Seth stepped forward because someone had to move. If the fruit was the pain, then fruit might be the cure. He would go to the gates. He would beg. He would ask God for something from the garden, some mercy in a leaf or sweetness in a branch, and he would bring it back to his father before the breath failed.
Seth Turned Toward the Gate
Adam stopped him. There was no anger in it. A father does not scold the son who wants to run barefoot to Paradise for him. But Adam knew the sickness did not come from missing fruit. It came from the fruit already eaten.

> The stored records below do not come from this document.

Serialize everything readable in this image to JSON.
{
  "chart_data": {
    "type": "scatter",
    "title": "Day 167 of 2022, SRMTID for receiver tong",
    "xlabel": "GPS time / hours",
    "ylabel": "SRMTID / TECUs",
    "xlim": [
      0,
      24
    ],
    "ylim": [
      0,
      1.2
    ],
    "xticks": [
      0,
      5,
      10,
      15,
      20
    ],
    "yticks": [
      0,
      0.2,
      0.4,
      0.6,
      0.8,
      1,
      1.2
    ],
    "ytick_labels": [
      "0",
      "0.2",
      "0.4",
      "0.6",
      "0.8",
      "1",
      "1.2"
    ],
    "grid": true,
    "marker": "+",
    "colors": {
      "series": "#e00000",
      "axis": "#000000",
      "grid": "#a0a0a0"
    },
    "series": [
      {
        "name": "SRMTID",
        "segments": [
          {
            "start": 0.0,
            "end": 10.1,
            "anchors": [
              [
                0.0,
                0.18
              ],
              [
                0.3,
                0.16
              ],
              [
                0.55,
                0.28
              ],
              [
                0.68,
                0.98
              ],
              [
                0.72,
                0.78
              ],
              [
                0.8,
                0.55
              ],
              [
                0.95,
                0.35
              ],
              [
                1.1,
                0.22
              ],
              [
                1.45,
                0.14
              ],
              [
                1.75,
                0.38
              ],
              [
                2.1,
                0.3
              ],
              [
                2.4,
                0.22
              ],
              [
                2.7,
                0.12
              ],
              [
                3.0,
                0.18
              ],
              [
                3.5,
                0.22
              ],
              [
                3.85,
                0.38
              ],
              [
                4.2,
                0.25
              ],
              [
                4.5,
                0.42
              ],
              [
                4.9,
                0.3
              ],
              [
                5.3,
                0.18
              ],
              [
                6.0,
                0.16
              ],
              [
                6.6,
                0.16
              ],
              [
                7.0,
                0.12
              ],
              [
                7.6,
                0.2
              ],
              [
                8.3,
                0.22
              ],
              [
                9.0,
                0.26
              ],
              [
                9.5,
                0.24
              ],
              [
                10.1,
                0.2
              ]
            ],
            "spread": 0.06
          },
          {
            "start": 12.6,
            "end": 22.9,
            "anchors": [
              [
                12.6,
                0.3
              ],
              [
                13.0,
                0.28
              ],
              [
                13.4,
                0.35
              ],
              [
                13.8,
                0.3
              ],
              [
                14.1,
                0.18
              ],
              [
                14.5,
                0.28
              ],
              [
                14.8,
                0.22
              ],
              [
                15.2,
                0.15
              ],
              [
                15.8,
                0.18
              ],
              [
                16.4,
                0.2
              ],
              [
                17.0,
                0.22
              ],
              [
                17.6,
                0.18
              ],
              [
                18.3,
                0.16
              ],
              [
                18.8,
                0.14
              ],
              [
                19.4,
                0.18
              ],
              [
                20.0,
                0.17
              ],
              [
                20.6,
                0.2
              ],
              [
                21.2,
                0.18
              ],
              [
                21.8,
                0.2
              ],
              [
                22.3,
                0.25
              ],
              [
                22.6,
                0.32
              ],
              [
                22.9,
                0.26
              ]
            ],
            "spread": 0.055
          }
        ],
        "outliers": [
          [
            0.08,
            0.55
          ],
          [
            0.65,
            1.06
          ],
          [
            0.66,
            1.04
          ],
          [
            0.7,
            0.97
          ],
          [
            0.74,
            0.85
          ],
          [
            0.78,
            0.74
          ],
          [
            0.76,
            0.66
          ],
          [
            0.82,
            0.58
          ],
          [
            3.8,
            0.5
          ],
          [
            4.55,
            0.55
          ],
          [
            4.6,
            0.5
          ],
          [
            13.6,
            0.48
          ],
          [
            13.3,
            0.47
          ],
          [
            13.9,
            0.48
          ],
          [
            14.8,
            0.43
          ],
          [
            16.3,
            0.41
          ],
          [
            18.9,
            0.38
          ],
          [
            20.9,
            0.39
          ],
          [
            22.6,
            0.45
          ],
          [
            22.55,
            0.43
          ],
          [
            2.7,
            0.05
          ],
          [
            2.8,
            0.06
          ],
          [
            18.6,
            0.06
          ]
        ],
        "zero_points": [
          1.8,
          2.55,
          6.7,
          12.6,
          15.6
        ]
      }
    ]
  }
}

So he taught his family the first vocabulary of suffering. Pain was not merely hunger. Weakness was not merely longing. The body could become the place where an old command returned. What happened at the tree had not stayed beside the tree. It had entered bone and breath. It had waited through marriages, births, work, prayer, and years so many that ordinary memory could not hold them. Now it had come to the bed of the first man.
Seth stood there with his errand undone. The road to the gate remained closed. No fruit would cross it. No son could climb back into the first morning and unmake the bite.
Eve Asked for Half the Sickness
Eve came near him and broke. She had known the tree before any child knew his own name. She had heard the serpent, reached, eaten, given, and watched the world change around her. Now the change was inside Adam's body, and she could not bear that it rested there alone.
Give me half of it, she pleaded. Let me carry half the sickness. Let the pain divide between husband and wife.
It was the first bargain ever offered at a deathbed, and it was useless in the way love is often useless against the body. Eve could not take half the fever into her hands. She could not draw pain out of Adam's limbs as one draws water from a well. She could only stand beside him and refuse the loneliness of his suffering. The sentence had entered human flesh, but so had companionship. Even judgment would not find Adam unattended.
He called for his sons. The voice that once named the creatures now asked for faces, all of them, gathered close enough to receive whatever blessing could still pass from a dying mouth.
The Children Learned the Shape of Mourning
Seth hurried through the family lines and brought them in. Sons, daughters, descendants, the living branches of the man on the bed. They came because he had summoned them, but they also came because no one should have to learn death alone.
Adam looked at them with the terrible knowledge of a beginning. He had been first in breath, first in labor, first in exile, first in shame, first in fatherhood. Now he was first in this as well: the first sickness taught from the inside, the first deathbed around which a family stood asking what the body was doing and why heaven did not send medicine from Paradise.
No one in that room could repair Eden. No one could divide the pain cleanly. But they could gather. They could listen. They could let the dying man see what had come from him before he returned to the dust from which he had come.
Outside, the gate of the garden did not open. Inside, Eve stayed near Adam, Seth stood with the unanswered errand in his hands, and the first family learned that mourning begins before burial, while the beloved is still breathing and everyone waits for the next breath to come.